Philippe de Villiers
Rien… il va être élu, il est tout seul je crois ?
Michèle Cotta
Oui mais enfin, le fait que ce soit Séguin qui conduise éventuellement la liste européenne, est-ce que c'est plutôt une bonne nouvelle pour vous, ou vous trouvez que finalement, cela ne change rien.
Philippe de Villiers
Il est élu… Il va être élu par l'UDF ou le RPR, je ne sais plus très bien… non, mais ce que je veux dire par là, c'est que quand on a été le pourfendeur talentueux… avec sa voix de stentor « il est des heures dans la vie d'un homme où il faut savoir se lever… ». Pourfendeur du Traité de Maastricht qui transmettait, qui transférait la souveraineté monétaire et que l'on devient le notaire du Traité d'Amsterdam. Moi, je ne sais pas si ça se voit mais je suis très à l'aise, moi. J'espère qu'il l'est autant que moi. Mais vous savez, les gens, ils nous regardent, ils regardent les hommes politiques et ils se disent « qu'est-ce qu'il nous chante ? Est-ce que c'est la même chanson ou est-ce qu'il a changé de chanson ? » Pour aller chercher qui ? Des électeurs ? Moi, je ne cherche pas des électeurs, je cherche à être en accord avec ce qui est le bien supérieur de mon pays.
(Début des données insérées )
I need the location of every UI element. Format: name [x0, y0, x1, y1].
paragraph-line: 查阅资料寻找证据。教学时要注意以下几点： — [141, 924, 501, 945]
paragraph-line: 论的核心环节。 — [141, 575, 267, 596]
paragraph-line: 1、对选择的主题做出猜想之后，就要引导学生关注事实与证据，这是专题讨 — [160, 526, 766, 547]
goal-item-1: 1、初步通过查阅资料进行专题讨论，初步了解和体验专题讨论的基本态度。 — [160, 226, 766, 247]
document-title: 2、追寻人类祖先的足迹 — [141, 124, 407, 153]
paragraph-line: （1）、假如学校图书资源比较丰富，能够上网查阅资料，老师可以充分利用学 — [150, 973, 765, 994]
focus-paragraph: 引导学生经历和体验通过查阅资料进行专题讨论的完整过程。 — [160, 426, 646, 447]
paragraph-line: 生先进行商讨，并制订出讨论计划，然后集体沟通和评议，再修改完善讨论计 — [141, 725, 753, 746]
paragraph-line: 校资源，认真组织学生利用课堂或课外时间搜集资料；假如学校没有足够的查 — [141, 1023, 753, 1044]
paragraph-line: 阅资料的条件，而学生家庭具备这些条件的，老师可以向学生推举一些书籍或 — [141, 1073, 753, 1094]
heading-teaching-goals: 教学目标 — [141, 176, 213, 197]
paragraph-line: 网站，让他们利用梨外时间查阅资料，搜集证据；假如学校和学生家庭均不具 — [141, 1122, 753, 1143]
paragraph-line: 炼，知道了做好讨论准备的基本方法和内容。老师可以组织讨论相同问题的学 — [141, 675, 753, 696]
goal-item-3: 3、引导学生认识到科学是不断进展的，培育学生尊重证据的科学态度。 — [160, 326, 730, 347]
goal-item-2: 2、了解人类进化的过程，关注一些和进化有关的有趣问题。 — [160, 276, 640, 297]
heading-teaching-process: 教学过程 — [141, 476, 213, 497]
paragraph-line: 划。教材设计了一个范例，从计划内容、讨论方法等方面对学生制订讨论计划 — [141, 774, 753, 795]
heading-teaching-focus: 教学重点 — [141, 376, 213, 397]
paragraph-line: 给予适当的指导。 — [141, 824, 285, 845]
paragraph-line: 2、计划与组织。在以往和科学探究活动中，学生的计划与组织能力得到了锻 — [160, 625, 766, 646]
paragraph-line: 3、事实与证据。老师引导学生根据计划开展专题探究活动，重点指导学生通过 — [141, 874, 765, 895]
Et je pense que Philippe Séguin, en ce moment, s'il lisait le fond de son coeur, il serait avec Pasqua, il serait avec moi, il serait avec des gens comme Marie-France Garaud et tant d'autres qui ont mené le combat sur Maastricht. C'est le même combat qui continue.
Michèle Cotta
Bien, Philippe de Villiers, vous restez avec nous pour la deuxième partie de ce débat.